Sometimes I think this stretching exercise could actually be misleading. Case in point-- the discussion on Canis Minor.  The text says “The largest star is actually a star system named The Carpenter.”   If you called it that in a conversation with other star gazers, they would have no idea what you were talking about because its common name is Procyon.  Even Wikipedia (which the author used for a lot of her research) cites “in Babylonian mythology Procyon was known as Nangar the Carpenter, an aspect of Marduk..” [emphasis added].  The Babylonians weren’t prophesying about Christ’s occupation before beginning his ministry. They actually named it after one of their own gods.

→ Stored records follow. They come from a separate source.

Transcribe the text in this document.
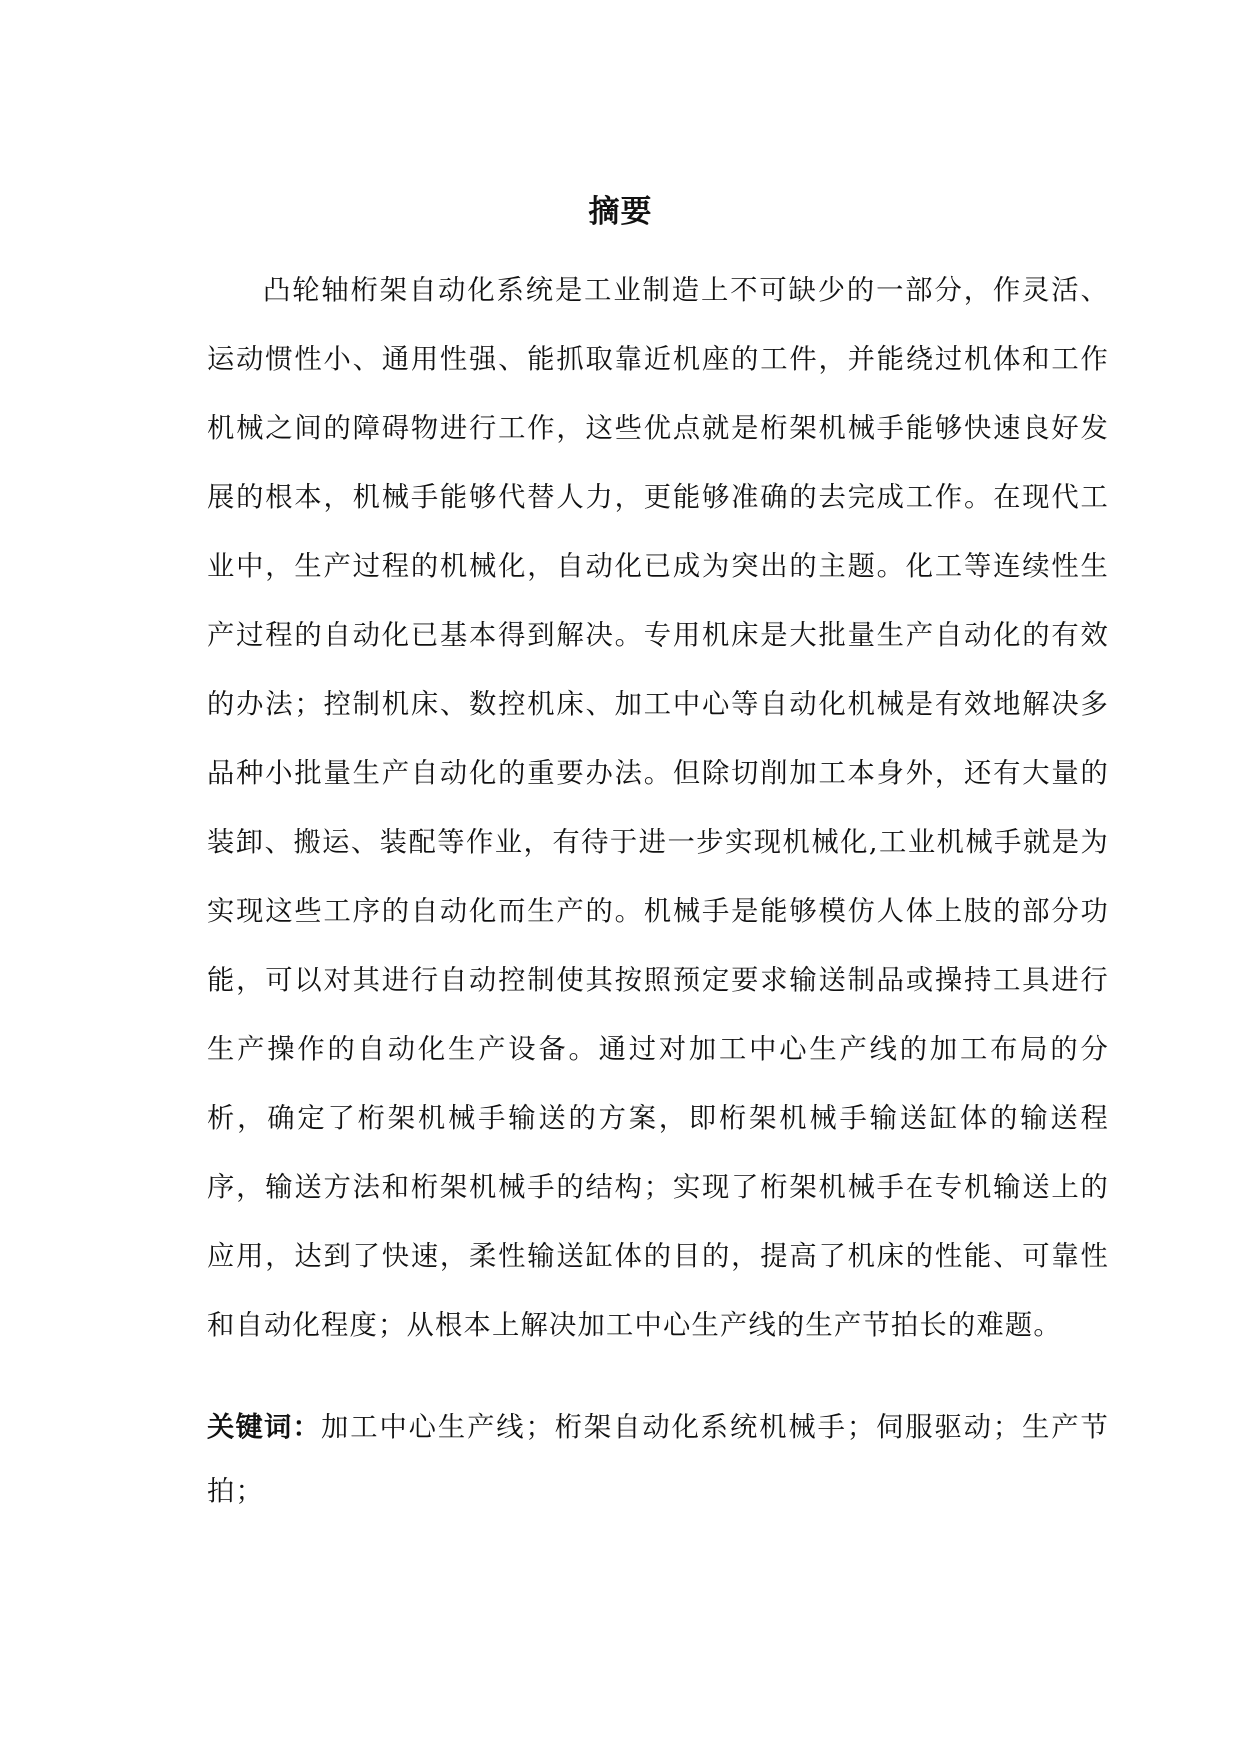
摘要

凸轮轴桁架自动化系统是工业制造上不可缺少的一部分，作灵活、运动惯性小、通用性强、能抓取靠近机座的工件，并能绕过机体和工作机械之间的障碍物进行工作，这些优点就是桁架机械手能够快速良好发展的根本，机械手能够代替人力，更能够准确的去完成工作。在现代工业中，生产过程的机械化，自动化已成为突出的主题。化工等连续性生产过程的自动化已基本得到解决。专用机床是大批量生产自动化的有效的办法；控制机床、数控机床、加工中心等自动化机械是有效地解决多品种小批量生产自动化的重要办法。但除切削加工本身外，还有大量的装卸、搬运、装配等作业，有待于进一步实现机械化,工业机械手就是为实现这些工序的自动化而生产的。机械手是能够模仿人体上肢的部分功能，可以对其进行自动控制使其按照预定要求输送制品或操持工具进行生产操作的自动化生产设备。通过对加工中心生产线的加工布局的分析，确定了桁架机械手输送的方案，即桁架机械手输送缸体的输送程序，输送方法和桁架机械手的结构；实现了桁架机械手在专机输送上的应用，达到了快速，柔性输送缸体的目的，提高了机床的性能、可靠性和自动化程度；从根本上解决加工中心生产线的生产节拍长的难题。

关键词：加工中心生产线；桁架自动化系统机械手；伺服驱动；生产节拍；
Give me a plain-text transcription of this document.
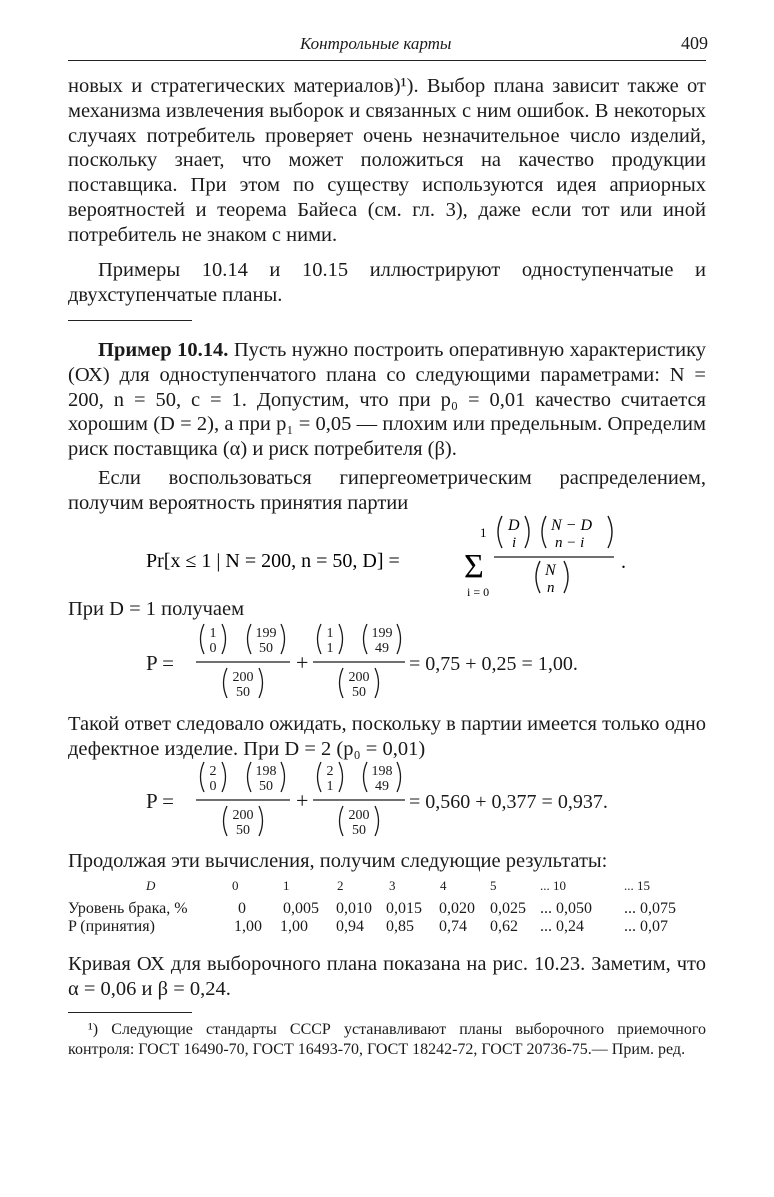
Контрольные карты	409
новых и стратегических материалов)¹). Выбор плана зависит также от механизма извлечения выборок и связанных с ним ошибок. В некоторых случаях потребитель проверяет очень незначительное число изделий, поскольку знает, что может положиться на качество продукции поставщика. При этом по существу используются идея априорных вероятностей и теорема Байеса (см. гл. 3), даже если тот или иной потребитель не знаком с ними.
Примеры 10.14 и 10.15 иллюстрируют одноступенчатые и двухступенчатые планы.
Пример 10.14. Пусть нужно построить оперативную характеристику (ОХ) для одноступенчатого плана со следующими параметрами: N = 200, n = 50, c = 1. Допустим, что при p₀ = 0,01 качество считается хорошим (D = 2), а при p₁ = 0,05 — плохим или предельным. Определим риск поставщика (α) и риск потребителя (β).
Если воспользоваться гипергеометрическим распределением, получим вероятность принятия партии
Pr[x ≤ 1 | N = 200, n = 50, D] =
1
Σ
i = 0
D
i
N − D
n − i
N
n
.
При D = 1 получаем
P =
1
0
199
50
200
50
+
1
1
199
49
200
50
= 0,75 + 0,25 = 1,00.
Такой ответ следовало ожидать, поскольку в партии имеется только одно дефектное изделие. При D = 2 (p₀ = 0,01)
P =
2
0
198
50
200
50
+
2
1
198
49
200
50
= 0,560 + 0,377 = 0,937.
Продолжая эти вычисления, получим следующие результаты:
D	0	1	2	3	4	5	... 10	... 15
Уровень брака, %	0 0,005 0,010 0,015 0,020 0,025 ... 0,050 ... 0,075
P (принятия)	1,00 1,00 0,94 0,85 0,74 0,62 ... 0,24	... 0,07
Кривая ОХ для выборочного плана показана на рис. 10.23. Заметим, что α = 0,06 и β = 0,24.
¹) Следующие стандарты СССР устанавливают планы выборочного приемочного контроля: ГОСТ 16490-70, ГОСТ 16493-70, ГОСТ 18242-72, ГОСТ 20736-75.— Прим. ред.
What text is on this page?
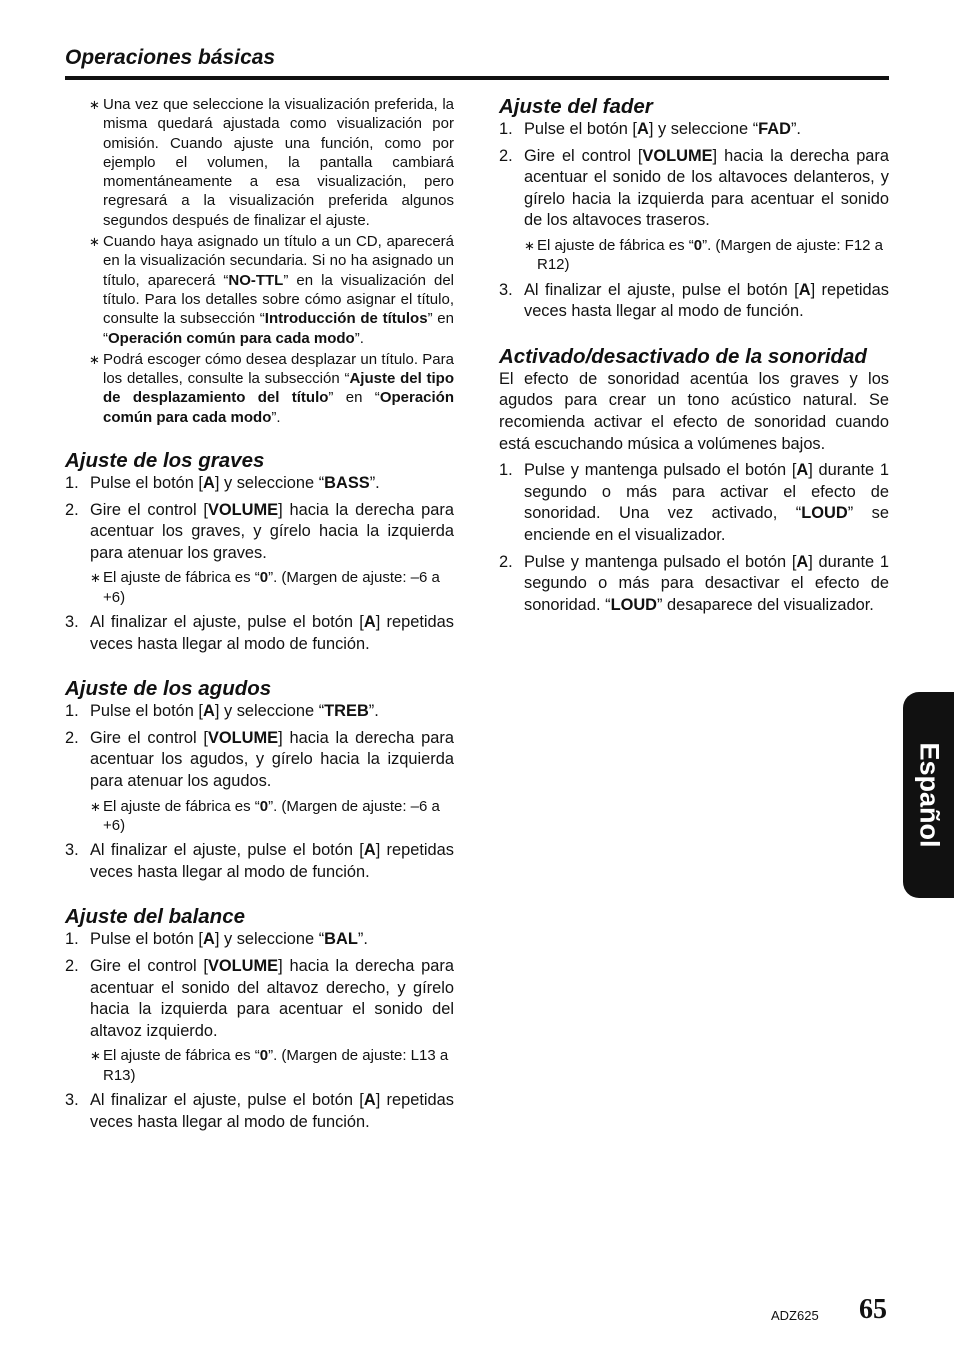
Operaciones básicas
∗ Una vez que seleccione la visualización preferida, la misma quedará ajustada como visualización por omisión. Cuando ajuste una función, como por ejemplo el volumen, la pantalla cambiará momentáneamente a esa visualización, pero regresará a la visualización preferida algunos segundos después de finalizar el ajuste.
∗ Cuando haya asignado un título a un CD, aparecerá en la visualización secundaria. Si no ha asignado un título, aparecerá “NO-TTL” en la visualización del título. Para los detalles sobre cómo asignar el título, consulte la subsección “Introducción de títulos” en “Operación común para cada modo”.
∗ Podrá escoger cómo desea desplazar un título. Para los detalles, consulte la subsección “Ajuste del tipo de desplazamiento del título” en “Operación común para cada modo”.
Ajuste de los graves
1. Pulse el botón [A] y seleccione “BASS”.
2. Gire el control [VOLUME] hacia la derecha para acentuar los graves, y gírelo hacia la izquierda para atenuar los graves.
∗ El ajuste de fábrica es “0”. (Margen de ajuste: –6 a +6)
3. Al finalizar el ajuste, pulse el botón [A] repetidas veces hasta llegar al modo de función.
Ajuste de los agudos
1. Pulse el botón [A] y seleccione “TREB”.
2. Gire el control [VOLUME] hacia la derecha para acentuar los agudos, y gírelo hacia la izquierda para atenuar los agudos.
∗ El ajuste de fábrica es “0”. (Margen de ajuste: –6 a +6)
3. Al finalizar el ajuste, pulse el botón [A] repetidas veces hasta llegar al modo de función.
Ajuste del balance
1. Pulse el botón [A] y seleccione “BAL”.
2. Gire el control [VOLUME] hacia la derecha para acentuar el sonido del altavoz derecho, y gírelo hacia la izquierda para acentuar el sonido del altavoz izquierdo.
∗ El ajuste de fábrica es “0”. (Margen de ajuste: L13 a R13)
3. Al finalizar el ajuste, pulse el botón [A] repetidas veces hasta llegar al modo de función.
Ajuste del fader
1. Pulse el botón [A] y seleccione “FAD”.
2. Gire el control [VOLUME] hacia la derecha para acentuar el sonido de los altavoces delanteros, y gírelo hacia la izquierda para acentuar el sonido de los altavoces traseros.
∗ El ajuste de fábrica es “0”. (Margen de ajuste: F12 a R12)
3. Al finalizar el ajuste, pulse el botón [A] repetidas veces hasta llegar al modo de función.
Activado/desactivado de la sonoridad
El efecto de sonoridad acentúa los graves y los agudos para crear un tono acústico natural. Se recomienda activar el efecto de sonoridad cuando está escuchando música a volúmenes bajos.
1. Pulse y mantenga pulsado el botón [A] durante 1 segundo o más para activar el efecto de sonoridad. Una vez activado, “LOUD” se enciende en el visualizador.
2. Pulse y mantenga pulsado el botón [A] durante 1 segundo o más para desactivar el efecto de sonoridad. “LOUD” desaparece del visualizador.
Español
ADZ625 65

My son, who’s gone through two astronomy courses and earned his astronomy merit badge, also picked up on a few inaccurate statements like “Ursa Major is the Big Dipper.”  The Big Dipper is actually an asterism, or pattern of stars that form part of a larger constellation.  In this case the Big Dipper makes up the tail and hindquarters of the much larger Big Bear (lit. Ursa Major).

So while I wouldn’t use Star Chronicles alone as a Bible-based Study of the Stars, I do think it makes a great Star-themed Study of the Bible.  If you were doing a unit study on astronomy, you  could use this for your Bible time.   And this spring, when we go out to find new constellations in the sky we’ll discuss any Bible stories or verses that come to our mind along with the mostly mythological sources for the constellation names.


Star Chronicles: A Bible-Based Study of the Stars is available in Paperback or PDF Download (look at the graphic for a coupon code good for the PDF version only thru 4/20/14)

Paperback (8 1/2 X 11, full color) available at: CreateSpace ($25):          

PDF ($12): 




1 comment:

Anonymous said...

Thank you for doing this review. I really appreciate it! Blessings!